Woody Allen Warns of ‘Witch Hunt’ After Weinstein Allegations
In an interview with the BBC published early Sunday, the director Woody Allen addressed the wave of allegations against Harvey Weinstein, calling it “tragic for the poor women” but also warning against a “witch hunt atmosphere.”
Mr. Allen’s comments to the BBC were published on the heels of Mr. Weinstein’s expulsion from the Motion Picture Academy on Saturday. The director and producer worked together on several films in the 1990s, and Mr. Allen denied knowledge about any misconduct: “No one ever came to me or told me horror stories with any real seriousness,” he said. “And they wouldn’t, because you are not interested in it. You are interested in making your movie.”
“The whole Harvey Weinstein thing is very sad for everybody involved,” Mr. Allen said. “Tragic for the poor women that were involved, sad for Harvey that his life is so messed up.”
However, Mr. Allen also cautioned about rushing to judgment. “You also don’t want it to lead to a witch hunt atmosphere, a Salem atmosphere, where every guy in an office who winks at a woman is suddenly having to call a lawyer to defend himself. That’s not right either.”
Mr. Weinstein’s public stature has rapidly fallen since The New York Times published an investigative report on Oct. 5 detailing decades of sexual harassment allegations against him. Last week, Ronan Farrow, Mr. Allen’s estranged son, published an article in The New Yorker recounting the stories of 13 women who say Mr. Weinstein sexually harassed or assaulted them since the 1990s.
In 1993, Mr. Allen was accused of sexually abusing his 7-year-old daughter, Dylan Farrow. The fallout from the accusations, combined with a bitter custody battle with Mia Farrow, left Mr. Allen’s reputation badly damaged. However, Mr. Weinstein offered him a lifeline through his company Miramax Films, when he agreed to produce his 1994 film “Bullets Over Broadway.” “Shunned by Hollywood means nothing to Miramax,” Mr. Weinstein told the Los Angeles Times in a 1994 interview. “We’re talking about a comic genius.”
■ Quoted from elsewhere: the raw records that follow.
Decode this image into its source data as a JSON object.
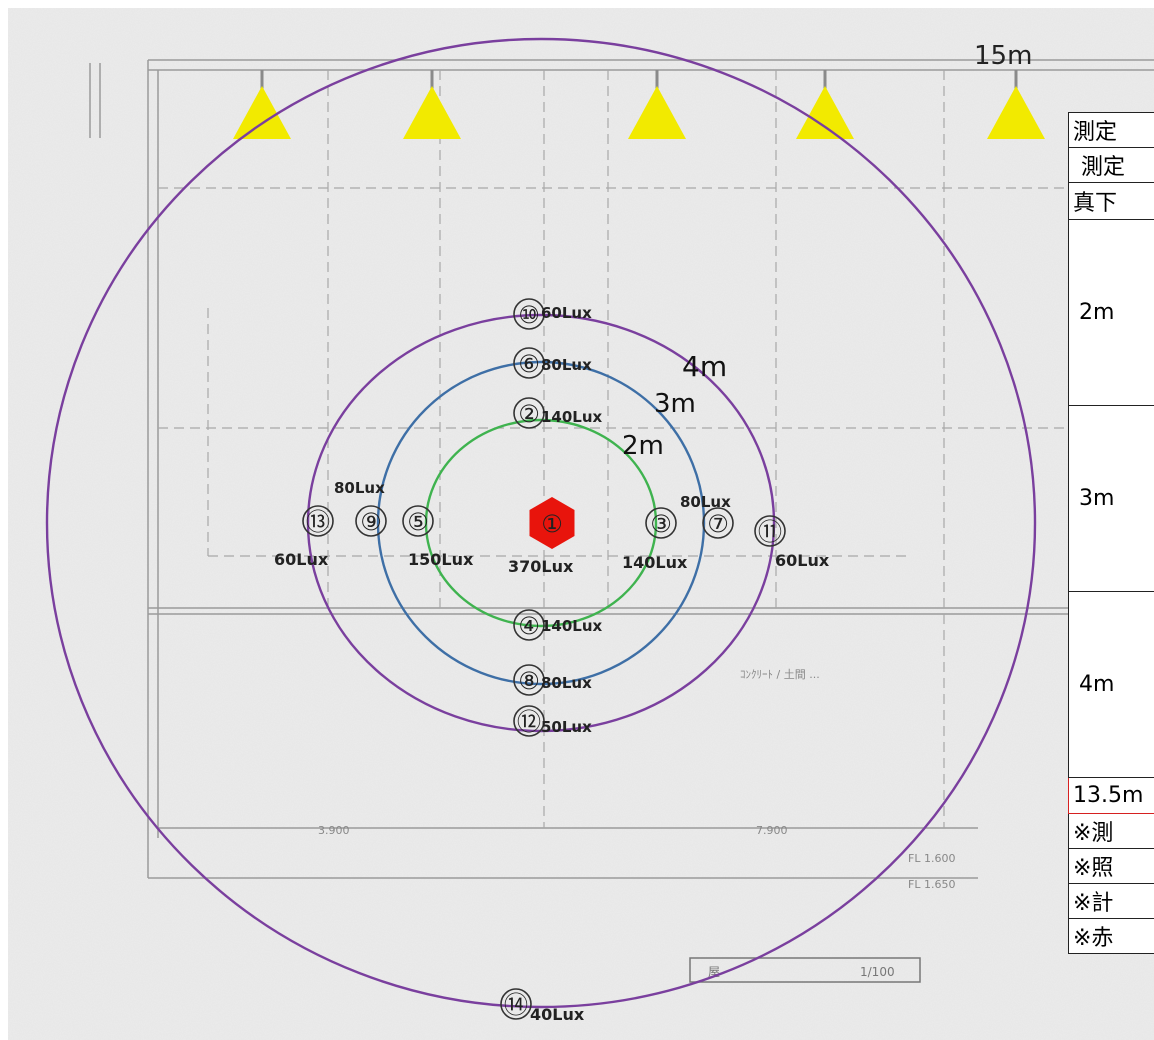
{
  "plan": {
    "scale_label": "15m",
    "floor_note": "ｺﾝｸﾘｰﾄ / 土間 ...",
    "dim_left": "3.900",
    "dim_right": "7.900",
    "level_1": "FL 1.600",
    "level_2": "FL 1.650",
    "stamp_1": "屋",
    "stamp_2": "1/100"
  },
  "rings": [
    {
      "label": "2m",
      "color": "#3fb34f"
    },
    {
      "label": "3m",
      "color": "#3e6fa6"
    },
    {
      "label": "4m",
      "color": "#7a3f9e"
    },
    {
      "label": "",
      "color": "#7a3f9e"
    }
  ],
  "points": [
    {
      "num": "①",
      "lux": "370Lux",
      "center": true
    },
    {
      "num": "②",
      "lux": "140Lux"
    },
    {
      "num": "③",
      "lux": "140Lux"
    },
    {
      "num": "④",
      "lux": "140Lux"
    },
    {
      "num": "⑤",
      "lux": "150Lux"
    },
    {
      "num": "⑥",
      "lux": "80Lux"
    },
    {
      "num": "⑦",
      "lux": "80Lux"
    },
    {
      "num": "⑧",
      "lux": "80Lux"
    },
    {
      "num": "⑨",
      "lux": "80Lux"
    },
    {
      "num": "⑩",
      "lux": "60Lux"
    },
    {
      "num": "⑪",
      "lux": "60Lux"
    },
    {
      "num": "⑫",
      "lux": "50Lux"
    },
    {
      "num": "⑬",
      "lux": "60Lux"
    },
    {
      "num": "⑭",
      "lux": "40Lux"
    }
  ],
  "table": {
    "rows": [
      "測定",
      "測定",
      "真下",
      "2m",
      "3m",
      "4m",
      "13.5m",
      "※測",
      "※照",
      "※計",
      "※赤"
    ]
  },
  "colors": {
    "lamp": "#f2ea00",
    "center_marker": "#e8140c",
    "ring_2m": "#3fb34f",
    "ring_3m": "#3e6fa6",
    "ring_4m": "#7a3f9e"
  }
}
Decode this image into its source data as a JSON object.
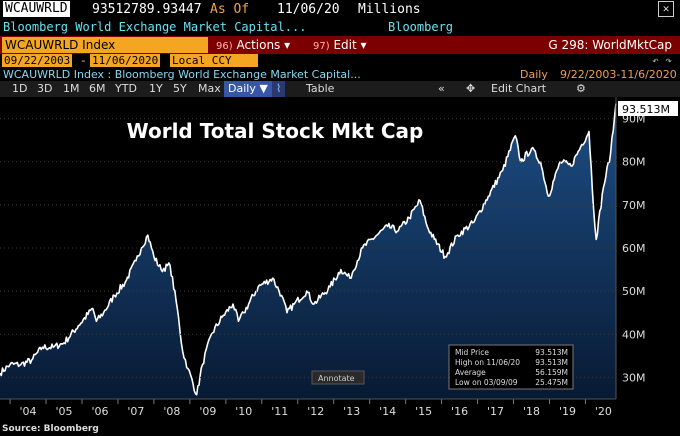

“Bullets Over Broadway” would go on to be nominated for seven Oscars, and Mr. Allen would make several more films for Miramax, including “Mighty Aphrodite” and “Everyone Says I Love You.” The actress Mira Sorvino, who won an Oscar for “Mighty Aphrodite,” told Mr. Farrow that Mr. Weinstein sexually harassed her while they were promoting that movie at the Toronto International Film Festival in 1995.
Mr. Allen’s children, Dylan and Ronan Farrow, have continued to speak out against him. In 2014, Ms. Farrow wrote an open letter in The New York Times further detailing her allegations of her father’s abusive behavior and condemning the film industry’s apathy: “That torment was made worse by Hollywood. All but a precious few (my heroes) turned a blind eye.” (Mr. Allen wrote a Times op-ed denying the accusations.) Mr. Farrow has been vocal about his support for his sister.
Neither Mr. Farrow nor a representative for Mr. Allen immediately responded to requests for comment.